When nothing is real – to take a Lennon line – there’s nothing to get hung about.
Bitcoin, to put it mildly, has lost China. To be more specific, China has banned transactions involving cryptos, marking them as illegal. That, of course, includes bitcoin.
That blanket ban seems to set up a greenfield opportunity for central bank efforts to bring digital yuan into the mix, to be used across a variety of use cases in retail and commercial settings.
The exodus has already begun in earnest, as two of the world’s biggest bitcoin exchanges – Huobi and Binance – stopped taking users from China, with the former on track to close accounts based in mainland China.
But the price of bitcoin, arguably the 800-pound gorilla in the space, as measured by market cap – and certainly as a proxy for cryptos in general – has remained surprisingly resilient.
At a recent quote of about $43,566, bitcoin is trading lower than it was last week when the ban was announced – but not by much, considering that back then, the price was about $1,000 higher. The recent trading action is significantly above the recent nadir of around $41,300 seen in the wake of the announcements from Chinese authorities.
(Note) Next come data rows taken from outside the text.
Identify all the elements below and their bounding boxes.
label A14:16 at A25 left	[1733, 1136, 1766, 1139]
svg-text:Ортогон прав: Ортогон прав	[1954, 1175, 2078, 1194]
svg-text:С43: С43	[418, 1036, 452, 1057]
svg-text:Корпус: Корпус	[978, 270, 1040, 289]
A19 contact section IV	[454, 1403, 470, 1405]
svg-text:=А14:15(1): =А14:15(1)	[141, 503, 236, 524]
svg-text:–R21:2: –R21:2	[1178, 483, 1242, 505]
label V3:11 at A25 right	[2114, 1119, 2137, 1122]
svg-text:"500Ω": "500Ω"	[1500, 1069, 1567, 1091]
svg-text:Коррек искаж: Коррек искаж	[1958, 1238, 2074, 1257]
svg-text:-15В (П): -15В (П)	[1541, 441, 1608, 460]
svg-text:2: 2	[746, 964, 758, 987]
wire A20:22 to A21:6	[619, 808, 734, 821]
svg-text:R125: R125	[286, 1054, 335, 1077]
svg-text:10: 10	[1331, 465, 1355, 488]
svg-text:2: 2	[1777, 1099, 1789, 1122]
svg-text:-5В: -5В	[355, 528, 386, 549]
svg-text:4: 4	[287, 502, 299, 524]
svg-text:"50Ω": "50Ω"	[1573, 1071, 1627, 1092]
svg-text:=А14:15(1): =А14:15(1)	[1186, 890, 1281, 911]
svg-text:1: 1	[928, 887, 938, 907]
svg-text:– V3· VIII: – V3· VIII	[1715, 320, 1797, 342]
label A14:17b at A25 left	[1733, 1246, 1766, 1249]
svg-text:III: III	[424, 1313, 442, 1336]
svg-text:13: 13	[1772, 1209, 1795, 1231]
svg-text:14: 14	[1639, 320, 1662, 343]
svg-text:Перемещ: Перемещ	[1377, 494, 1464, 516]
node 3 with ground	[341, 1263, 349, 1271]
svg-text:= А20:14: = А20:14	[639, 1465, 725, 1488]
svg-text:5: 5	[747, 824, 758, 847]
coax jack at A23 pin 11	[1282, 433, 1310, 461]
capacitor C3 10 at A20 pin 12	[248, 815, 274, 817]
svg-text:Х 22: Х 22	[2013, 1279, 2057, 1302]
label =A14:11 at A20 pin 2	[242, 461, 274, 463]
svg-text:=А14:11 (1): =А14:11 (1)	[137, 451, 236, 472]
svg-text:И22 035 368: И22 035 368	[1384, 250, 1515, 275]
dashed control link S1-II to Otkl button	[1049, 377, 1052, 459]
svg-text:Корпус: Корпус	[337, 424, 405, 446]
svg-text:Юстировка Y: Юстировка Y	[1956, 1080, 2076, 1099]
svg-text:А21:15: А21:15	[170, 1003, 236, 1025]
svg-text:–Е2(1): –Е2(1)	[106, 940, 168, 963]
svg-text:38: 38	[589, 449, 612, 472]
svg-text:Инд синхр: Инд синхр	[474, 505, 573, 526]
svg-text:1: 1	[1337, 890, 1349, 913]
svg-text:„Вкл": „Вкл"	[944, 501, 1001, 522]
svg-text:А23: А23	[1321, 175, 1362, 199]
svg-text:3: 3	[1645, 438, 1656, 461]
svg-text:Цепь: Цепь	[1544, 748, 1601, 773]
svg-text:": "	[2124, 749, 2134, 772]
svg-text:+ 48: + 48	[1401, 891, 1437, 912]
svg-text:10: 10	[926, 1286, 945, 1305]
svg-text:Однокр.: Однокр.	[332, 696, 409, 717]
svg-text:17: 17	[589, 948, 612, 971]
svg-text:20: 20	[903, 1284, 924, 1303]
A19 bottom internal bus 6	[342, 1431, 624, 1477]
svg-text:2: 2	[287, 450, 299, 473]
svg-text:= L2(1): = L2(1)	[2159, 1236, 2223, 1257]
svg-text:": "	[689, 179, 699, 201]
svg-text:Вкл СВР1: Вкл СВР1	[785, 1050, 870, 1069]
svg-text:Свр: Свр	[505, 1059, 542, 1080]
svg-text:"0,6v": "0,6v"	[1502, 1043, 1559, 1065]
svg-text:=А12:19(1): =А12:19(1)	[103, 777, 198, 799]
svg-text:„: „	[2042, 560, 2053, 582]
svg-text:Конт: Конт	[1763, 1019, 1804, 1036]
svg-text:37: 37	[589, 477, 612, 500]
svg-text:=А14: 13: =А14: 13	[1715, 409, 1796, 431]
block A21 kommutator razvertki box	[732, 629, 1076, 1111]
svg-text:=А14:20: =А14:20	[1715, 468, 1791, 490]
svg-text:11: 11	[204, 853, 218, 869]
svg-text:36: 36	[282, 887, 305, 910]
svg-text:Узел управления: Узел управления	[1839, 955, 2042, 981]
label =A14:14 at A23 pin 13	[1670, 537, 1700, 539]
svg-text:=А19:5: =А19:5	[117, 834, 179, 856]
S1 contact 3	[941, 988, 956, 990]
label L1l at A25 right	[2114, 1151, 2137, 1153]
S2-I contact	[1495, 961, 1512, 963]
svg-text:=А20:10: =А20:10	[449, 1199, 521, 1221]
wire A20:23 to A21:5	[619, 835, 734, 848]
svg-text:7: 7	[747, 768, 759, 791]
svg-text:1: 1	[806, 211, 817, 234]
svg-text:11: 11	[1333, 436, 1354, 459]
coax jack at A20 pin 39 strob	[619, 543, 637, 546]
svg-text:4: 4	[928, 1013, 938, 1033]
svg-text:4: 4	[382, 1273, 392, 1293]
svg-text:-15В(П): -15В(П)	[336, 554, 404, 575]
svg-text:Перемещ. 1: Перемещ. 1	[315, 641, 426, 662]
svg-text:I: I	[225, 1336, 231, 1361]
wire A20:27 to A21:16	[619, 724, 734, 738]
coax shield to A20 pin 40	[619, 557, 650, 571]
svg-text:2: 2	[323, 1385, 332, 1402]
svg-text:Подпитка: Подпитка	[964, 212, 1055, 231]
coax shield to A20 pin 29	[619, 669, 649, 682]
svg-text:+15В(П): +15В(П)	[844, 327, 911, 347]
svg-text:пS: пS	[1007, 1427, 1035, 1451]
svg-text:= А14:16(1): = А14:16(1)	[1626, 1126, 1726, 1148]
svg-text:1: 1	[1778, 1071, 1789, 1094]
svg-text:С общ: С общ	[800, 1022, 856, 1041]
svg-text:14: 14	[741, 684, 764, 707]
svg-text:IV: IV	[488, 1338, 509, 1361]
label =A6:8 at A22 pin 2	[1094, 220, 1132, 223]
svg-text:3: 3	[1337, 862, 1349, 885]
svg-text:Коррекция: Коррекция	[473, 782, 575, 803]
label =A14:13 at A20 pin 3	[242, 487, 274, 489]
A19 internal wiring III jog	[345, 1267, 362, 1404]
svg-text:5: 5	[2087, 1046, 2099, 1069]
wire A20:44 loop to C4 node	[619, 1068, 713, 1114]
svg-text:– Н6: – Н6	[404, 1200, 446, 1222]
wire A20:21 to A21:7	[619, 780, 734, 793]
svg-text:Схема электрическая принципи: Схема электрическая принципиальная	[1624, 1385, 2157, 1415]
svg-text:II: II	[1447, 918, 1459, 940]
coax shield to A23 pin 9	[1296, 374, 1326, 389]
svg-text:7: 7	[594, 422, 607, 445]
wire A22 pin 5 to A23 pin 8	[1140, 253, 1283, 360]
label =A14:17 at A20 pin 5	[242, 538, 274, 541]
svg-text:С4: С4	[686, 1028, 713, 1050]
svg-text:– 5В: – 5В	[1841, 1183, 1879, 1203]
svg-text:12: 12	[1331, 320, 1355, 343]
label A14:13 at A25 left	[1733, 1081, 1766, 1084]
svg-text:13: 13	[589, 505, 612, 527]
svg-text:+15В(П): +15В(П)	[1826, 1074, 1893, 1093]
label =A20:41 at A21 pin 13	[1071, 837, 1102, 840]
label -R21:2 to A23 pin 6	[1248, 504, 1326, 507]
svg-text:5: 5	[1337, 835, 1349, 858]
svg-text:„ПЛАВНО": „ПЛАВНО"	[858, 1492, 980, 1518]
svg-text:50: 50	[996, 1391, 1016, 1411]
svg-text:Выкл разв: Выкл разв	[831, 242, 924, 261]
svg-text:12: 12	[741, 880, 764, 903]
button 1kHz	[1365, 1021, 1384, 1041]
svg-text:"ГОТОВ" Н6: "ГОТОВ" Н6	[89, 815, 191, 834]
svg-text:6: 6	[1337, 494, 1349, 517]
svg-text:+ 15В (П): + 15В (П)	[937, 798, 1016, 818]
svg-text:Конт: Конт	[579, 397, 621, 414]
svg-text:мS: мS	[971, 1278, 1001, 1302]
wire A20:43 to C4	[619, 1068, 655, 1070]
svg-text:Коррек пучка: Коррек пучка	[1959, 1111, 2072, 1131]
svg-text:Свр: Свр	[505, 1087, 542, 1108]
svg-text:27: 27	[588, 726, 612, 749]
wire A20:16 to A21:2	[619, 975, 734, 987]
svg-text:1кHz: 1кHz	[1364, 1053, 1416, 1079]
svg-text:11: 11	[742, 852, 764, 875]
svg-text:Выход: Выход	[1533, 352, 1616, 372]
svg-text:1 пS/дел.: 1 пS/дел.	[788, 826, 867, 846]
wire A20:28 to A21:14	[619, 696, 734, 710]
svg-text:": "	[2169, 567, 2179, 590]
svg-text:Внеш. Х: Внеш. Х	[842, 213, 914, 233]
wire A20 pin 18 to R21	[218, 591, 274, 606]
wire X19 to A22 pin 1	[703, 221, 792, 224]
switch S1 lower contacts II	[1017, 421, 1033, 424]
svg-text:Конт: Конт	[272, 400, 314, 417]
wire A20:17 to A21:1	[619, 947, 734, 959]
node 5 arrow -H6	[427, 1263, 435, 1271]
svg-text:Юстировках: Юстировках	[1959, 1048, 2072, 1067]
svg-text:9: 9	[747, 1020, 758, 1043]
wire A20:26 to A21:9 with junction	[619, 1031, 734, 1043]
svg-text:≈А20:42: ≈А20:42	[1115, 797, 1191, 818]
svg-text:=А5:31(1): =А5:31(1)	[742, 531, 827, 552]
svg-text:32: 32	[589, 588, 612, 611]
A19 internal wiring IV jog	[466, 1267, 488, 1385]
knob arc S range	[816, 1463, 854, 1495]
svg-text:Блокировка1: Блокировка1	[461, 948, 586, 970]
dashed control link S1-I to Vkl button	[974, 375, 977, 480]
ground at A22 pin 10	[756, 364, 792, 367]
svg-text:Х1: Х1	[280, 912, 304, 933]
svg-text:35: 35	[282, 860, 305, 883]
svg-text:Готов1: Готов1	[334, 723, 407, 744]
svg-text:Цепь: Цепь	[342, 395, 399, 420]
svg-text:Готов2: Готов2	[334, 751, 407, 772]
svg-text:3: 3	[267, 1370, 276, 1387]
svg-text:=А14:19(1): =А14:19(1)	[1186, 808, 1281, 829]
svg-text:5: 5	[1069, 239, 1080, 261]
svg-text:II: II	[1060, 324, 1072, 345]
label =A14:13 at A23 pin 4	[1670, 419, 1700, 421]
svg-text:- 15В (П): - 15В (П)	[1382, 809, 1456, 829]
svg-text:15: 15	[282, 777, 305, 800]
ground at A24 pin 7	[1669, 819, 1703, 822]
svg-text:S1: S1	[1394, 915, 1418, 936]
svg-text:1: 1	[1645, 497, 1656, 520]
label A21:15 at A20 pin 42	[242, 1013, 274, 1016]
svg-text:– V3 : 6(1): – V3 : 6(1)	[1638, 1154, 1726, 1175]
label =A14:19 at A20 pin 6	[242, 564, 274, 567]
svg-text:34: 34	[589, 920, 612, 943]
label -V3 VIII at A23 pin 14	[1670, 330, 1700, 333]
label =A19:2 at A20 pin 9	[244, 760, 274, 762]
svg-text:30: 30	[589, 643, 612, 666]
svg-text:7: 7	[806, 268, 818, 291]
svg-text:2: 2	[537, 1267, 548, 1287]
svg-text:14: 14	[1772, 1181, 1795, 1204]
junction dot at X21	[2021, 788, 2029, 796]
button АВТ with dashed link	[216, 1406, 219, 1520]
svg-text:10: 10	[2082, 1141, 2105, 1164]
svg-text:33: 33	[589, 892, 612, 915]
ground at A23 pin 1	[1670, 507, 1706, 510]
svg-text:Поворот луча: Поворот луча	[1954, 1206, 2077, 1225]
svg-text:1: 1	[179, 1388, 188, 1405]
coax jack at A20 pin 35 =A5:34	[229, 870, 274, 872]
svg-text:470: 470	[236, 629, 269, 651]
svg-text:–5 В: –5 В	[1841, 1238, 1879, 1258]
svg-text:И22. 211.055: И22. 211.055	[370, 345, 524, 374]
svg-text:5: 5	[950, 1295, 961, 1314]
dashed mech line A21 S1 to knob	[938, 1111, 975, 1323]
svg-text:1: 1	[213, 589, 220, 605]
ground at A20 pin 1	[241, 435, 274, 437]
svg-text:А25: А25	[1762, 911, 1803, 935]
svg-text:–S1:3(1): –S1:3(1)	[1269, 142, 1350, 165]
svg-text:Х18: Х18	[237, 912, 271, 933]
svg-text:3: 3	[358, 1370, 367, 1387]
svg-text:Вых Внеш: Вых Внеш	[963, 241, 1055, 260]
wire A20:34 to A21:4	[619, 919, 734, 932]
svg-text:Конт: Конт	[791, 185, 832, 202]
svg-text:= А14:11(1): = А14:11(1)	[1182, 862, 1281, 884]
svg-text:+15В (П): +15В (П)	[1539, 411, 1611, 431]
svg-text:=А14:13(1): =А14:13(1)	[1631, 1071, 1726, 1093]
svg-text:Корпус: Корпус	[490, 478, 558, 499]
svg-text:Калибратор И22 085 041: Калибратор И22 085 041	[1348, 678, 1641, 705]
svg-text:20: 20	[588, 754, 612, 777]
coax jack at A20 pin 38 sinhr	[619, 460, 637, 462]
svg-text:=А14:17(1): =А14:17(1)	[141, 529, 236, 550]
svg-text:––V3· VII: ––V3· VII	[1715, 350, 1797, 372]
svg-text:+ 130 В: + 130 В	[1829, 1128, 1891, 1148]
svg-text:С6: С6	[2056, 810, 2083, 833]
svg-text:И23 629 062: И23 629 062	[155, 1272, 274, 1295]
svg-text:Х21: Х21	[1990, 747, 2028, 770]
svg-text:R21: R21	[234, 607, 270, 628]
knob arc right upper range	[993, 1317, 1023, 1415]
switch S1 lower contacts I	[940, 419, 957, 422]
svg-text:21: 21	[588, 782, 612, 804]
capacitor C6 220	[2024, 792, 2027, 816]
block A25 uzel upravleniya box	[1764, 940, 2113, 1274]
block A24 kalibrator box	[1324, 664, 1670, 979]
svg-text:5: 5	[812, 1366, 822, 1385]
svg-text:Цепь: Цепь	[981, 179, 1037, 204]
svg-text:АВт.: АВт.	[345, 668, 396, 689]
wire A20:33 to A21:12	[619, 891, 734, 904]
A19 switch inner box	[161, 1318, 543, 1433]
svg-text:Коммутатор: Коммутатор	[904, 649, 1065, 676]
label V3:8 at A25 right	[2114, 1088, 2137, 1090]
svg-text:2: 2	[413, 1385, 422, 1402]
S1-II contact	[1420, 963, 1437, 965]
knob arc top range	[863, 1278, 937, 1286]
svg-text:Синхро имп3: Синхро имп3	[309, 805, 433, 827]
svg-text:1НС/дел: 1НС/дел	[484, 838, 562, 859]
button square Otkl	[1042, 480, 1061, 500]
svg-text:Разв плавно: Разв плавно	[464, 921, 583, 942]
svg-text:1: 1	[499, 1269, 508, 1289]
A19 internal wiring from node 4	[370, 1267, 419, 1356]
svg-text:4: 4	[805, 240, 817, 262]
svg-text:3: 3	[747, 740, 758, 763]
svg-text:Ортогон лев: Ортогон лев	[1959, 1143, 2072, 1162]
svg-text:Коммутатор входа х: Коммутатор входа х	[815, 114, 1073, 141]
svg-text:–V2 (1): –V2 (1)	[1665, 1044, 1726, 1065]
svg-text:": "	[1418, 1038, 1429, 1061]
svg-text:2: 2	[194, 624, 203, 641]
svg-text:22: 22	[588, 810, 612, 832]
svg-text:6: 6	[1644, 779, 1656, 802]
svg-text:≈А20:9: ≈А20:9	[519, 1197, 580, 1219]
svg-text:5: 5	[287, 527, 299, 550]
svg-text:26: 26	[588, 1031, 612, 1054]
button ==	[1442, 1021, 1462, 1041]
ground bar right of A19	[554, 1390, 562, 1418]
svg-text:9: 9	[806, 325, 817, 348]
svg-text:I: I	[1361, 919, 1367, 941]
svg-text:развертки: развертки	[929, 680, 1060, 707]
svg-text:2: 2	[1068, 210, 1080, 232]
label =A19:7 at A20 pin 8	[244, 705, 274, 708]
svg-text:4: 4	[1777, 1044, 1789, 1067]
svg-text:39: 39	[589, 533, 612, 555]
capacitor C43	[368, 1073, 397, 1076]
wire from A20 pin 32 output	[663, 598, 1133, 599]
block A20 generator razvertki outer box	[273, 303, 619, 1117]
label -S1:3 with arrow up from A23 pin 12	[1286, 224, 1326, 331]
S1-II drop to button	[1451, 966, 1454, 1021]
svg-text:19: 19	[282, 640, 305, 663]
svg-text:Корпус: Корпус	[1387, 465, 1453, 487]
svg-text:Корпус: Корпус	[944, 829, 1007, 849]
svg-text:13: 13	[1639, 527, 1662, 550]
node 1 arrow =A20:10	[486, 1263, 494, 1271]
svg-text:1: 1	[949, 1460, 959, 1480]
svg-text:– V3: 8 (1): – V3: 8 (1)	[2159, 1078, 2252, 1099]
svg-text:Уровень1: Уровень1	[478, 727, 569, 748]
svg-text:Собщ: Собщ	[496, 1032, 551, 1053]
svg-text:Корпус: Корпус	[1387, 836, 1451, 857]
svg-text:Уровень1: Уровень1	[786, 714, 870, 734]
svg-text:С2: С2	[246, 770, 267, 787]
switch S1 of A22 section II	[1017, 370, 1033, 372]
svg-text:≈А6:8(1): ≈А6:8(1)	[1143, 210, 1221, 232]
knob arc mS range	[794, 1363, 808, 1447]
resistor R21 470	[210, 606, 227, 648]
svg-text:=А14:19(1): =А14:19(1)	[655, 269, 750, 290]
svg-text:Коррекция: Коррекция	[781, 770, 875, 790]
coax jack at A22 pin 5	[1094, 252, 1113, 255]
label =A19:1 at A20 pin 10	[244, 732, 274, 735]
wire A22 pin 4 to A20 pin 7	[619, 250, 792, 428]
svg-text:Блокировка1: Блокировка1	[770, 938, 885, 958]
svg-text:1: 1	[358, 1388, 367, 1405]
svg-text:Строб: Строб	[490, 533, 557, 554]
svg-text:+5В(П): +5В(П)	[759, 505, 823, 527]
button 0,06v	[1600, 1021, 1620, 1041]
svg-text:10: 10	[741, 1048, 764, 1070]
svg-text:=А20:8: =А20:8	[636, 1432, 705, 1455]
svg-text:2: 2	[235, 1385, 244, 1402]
Now, the “market share” of a certain country tied to any single crypto may be tough to pin down, and would fluctuate depending on sentiment. But recent reports in publications like The Wall Street Journal, per statements from Huobi executives, peg that crypto’s volume from the rest of the world at around 70%; that leaves 30% of volume stemming from China.
With at least double-digit contributions from China for these exchanges, it stands to reason that the price would, well … tank. And yet, as noted above, that has not happened.
To draw a parallel: What would happen if, say, China effectively banned Apple – which, depending on the quarter, could mean that a high teens (or greater) percentage of the top line would disappear? The reaction on the Street among buyers and sellers would point in one direction: down.
Yet bitcoin’s buoyancy begs the question: Just what is the price based on? It might be the case that the latest China news, upon reflection, is sparking a “ho-hum” reaction. After all, China has tried, via varying regulatory salvos in past years, to stamp out bitcoin. But in this latest effort, there’s a concerted push by 10 agencies to put an end to the mining and trading.
The assumption, then, is that bitcoin-related activity will simply go somewhere else. Hong Kong is still a viable market for trading. And in at least one market, El Salvador, we’re seeing the uneven ride toward the long-promised use as currency.
The speculation seems to be rooted in the promise that bitcoin will find its place and its level in markets outside of China. Companies like PayPal are launching super apps that bring crypto into the fold. And, as PYMNTS has noted in past studies, as much as 18% of the population would use crypto in everyday commerce, which translates into tens of millions of consumers.
For now, at least speculation is speculation – waiting for something that has yet to materialize, and may not (at least not in the expected fashion). So, in that vein, the price can be whatever one wants it to be.
Which begs another Lennon song title: Imagine.